The first thing I noticed about the second disc is that the label is blue. The first disc label is red. Right away you know there is going to be a difference between the two. Start the record and the crowd cheers and the music is a little sedate for a short while and then…bam. The volume level goes up 10 fold.
Tell Me, Momma – A song that introduced the world to the electrified Dylan. It was never recorded on an album, and only ever played on this particular tour.
I Don’t Believe You – Dylan introduces this as an “old” song even though it was only released 2 years before. He says “It used to be played like that, but now it’s played like this. The times they are a-changin’ .” This may have both been in reference to the album title and to the newer, rockin’ way this is played here.
Baby, Let me Follow You Down – The traditional song was first done by Dylan on his eponymous album from 1962. Dylan also performed this song at The Band’s farewell concert, The Last Waltz.
Just Like Tom Thumb’s Blues – We hear the audience yelling “What happened to Woodie Guthrie Bob?”, quite possibly to play more folk songs. He answers “These are all protest songs, now come on. It’s not British music, it’s American music, now come on.” I can only assume Bob felt the audience was protesting him playing this style, and he reminded him his songs are all protest songs. The original version from Highway 61 Revisited took 16 takes to get it right. This one was perfect with one take.
Leopard-Skin Pillbox Hat – The audience yells at Bob. He tells them the “Shh”. They continue to yell, and he says “Come on up here and say that.” This is the first song of the night from the just released Blonde On Blonde.
Of note for me was the fact that at the end of side c, the needle stuck in the runout groove and did not stop play as it should on my turntable. This has only happened on one other record of mine, and I can only assume it is a defect in the pressing. This is a minor inconvenience, but one I would not have expected.

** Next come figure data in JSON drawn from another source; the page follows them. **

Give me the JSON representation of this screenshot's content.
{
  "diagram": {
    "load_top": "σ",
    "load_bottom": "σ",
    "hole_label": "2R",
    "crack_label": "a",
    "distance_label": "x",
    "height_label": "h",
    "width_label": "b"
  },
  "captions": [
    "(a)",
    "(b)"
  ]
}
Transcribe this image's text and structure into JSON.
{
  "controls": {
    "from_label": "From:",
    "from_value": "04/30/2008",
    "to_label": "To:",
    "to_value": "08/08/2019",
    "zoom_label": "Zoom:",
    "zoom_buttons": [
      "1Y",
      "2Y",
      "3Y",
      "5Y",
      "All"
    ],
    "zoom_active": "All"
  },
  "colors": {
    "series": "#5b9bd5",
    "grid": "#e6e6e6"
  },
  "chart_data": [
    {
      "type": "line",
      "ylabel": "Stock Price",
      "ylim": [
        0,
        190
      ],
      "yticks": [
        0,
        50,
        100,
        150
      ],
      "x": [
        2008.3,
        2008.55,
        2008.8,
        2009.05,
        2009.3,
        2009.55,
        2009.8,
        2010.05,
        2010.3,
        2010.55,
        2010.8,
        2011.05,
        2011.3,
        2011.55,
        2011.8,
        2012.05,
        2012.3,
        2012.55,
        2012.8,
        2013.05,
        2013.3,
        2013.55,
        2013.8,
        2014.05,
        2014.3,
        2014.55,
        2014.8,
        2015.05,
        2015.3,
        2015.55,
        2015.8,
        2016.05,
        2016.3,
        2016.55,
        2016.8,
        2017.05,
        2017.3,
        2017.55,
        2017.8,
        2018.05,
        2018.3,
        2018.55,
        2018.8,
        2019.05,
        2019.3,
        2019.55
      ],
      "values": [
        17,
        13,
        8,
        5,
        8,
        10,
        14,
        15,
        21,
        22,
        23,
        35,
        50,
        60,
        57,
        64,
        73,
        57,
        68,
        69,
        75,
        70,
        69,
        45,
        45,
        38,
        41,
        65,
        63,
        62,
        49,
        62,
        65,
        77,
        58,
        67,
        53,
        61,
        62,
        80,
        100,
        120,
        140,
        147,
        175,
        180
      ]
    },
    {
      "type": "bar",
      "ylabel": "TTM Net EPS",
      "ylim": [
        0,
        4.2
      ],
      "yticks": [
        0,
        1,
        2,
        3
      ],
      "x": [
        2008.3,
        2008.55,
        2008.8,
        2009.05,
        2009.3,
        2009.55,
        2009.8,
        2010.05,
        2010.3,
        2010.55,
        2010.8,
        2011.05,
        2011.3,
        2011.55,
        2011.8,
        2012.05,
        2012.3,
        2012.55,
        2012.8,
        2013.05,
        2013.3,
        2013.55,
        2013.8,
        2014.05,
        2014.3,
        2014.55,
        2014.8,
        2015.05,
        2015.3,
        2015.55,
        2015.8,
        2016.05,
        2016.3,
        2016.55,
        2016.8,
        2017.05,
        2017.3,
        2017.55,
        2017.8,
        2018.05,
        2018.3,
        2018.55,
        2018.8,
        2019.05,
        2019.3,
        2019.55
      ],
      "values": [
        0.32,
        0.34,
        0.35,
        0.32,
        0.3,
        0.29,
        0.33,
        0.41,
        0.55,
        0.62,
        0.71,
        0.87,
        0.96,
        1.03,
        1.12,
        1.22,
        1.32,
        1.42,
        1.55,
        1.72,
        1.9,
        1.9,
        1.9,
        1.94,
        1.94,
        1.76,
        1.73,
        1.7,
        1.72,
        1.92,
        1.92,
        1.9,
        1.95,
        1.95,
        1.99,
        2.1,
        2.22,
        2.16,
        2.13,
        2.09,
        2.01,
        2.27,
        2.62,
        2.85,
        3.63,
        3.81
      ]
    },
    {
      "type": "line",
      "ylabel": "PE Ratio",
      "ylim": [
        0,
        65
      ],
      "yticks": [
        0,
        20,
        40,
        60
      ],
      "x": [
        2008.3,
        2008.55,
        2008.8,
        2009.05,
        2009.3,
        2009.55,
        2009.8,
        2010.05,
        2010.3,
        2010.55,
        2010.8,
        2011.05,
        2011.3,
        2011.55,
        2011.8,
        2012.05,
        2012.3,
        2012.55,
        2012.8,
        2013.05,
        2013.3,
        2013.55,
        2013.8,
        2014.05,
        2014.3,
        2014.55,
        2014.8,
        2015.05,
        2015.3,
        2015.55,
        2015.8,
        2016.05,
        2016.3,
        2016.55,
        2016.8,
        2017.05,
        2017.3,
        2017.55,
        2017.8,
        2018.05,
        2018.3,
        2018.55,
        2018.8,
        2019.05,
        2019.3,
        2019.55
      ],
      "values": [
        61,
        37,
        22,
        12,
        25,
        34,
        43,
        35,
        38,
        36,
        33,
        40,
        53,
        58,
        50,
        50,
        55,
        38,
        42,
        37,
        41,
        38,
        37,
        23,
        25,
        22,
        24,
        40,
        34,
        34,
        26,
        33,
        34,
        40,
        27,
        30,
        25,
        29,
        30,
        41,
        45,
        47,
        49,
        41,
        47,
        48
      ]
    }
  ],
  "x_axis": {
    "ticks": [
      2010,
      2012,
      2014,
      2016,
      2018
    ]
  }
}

One Too Many Mornings – Not the usual finger-picked version. Also, this one has some cool background vocals from The Hawks.
Ballad of a Thin Man – A few boos from the audience start this song off. The song was written as a protest to the media people of the day. It also has many references which may be about outing a homosexual in the lyrics. This song is described by Al Kooper (who played on the original version) as being “musically more sophisticated than anything else on the Highway 61 Revisited album.” Kooper also recalled that at the end of the song, (original) drummer Bobby Gregg said “This is a nasty song, Bob.” Kooper adds “Dylan was King Of The Nasty Song at that time.” All I know, is this live version is amazing.
Like a Rolling Stone – Dylan starts this one off by saying “We’d like to dedicate this one to the Taj Mahal.” I have no idea what he was on about. The original version was written after Dylan got back from an exhaustive British tour in 1965. He was considering quitting the music industry, and he used his frustrations to write this song. It was heavier than any previous Dylan song, and the record company balked at both the length and the harder edge. It was only after a promo copy had been heard by influential dj’s that it was released as a single. Thankfully this song became Dylan’s highest charting single, and a staple in his live shows. It closes the concert out, as it usually did on this tour, and ends this album on a high note.
In my opinion, this album is a must for even a casual Dylan fan. It comes in both 2LP and 2 cd versions. If you are a completest, you can buy the 36 disc version called The 1966 Live Recordings. That set features all of the live shows on his tour, but vary in terms of sound quality since many are audience recordings, and with 36 discs of mostly the same setlists, it will get repetitive. But for the 99% of us that like/love Dylan, this one is just perfect.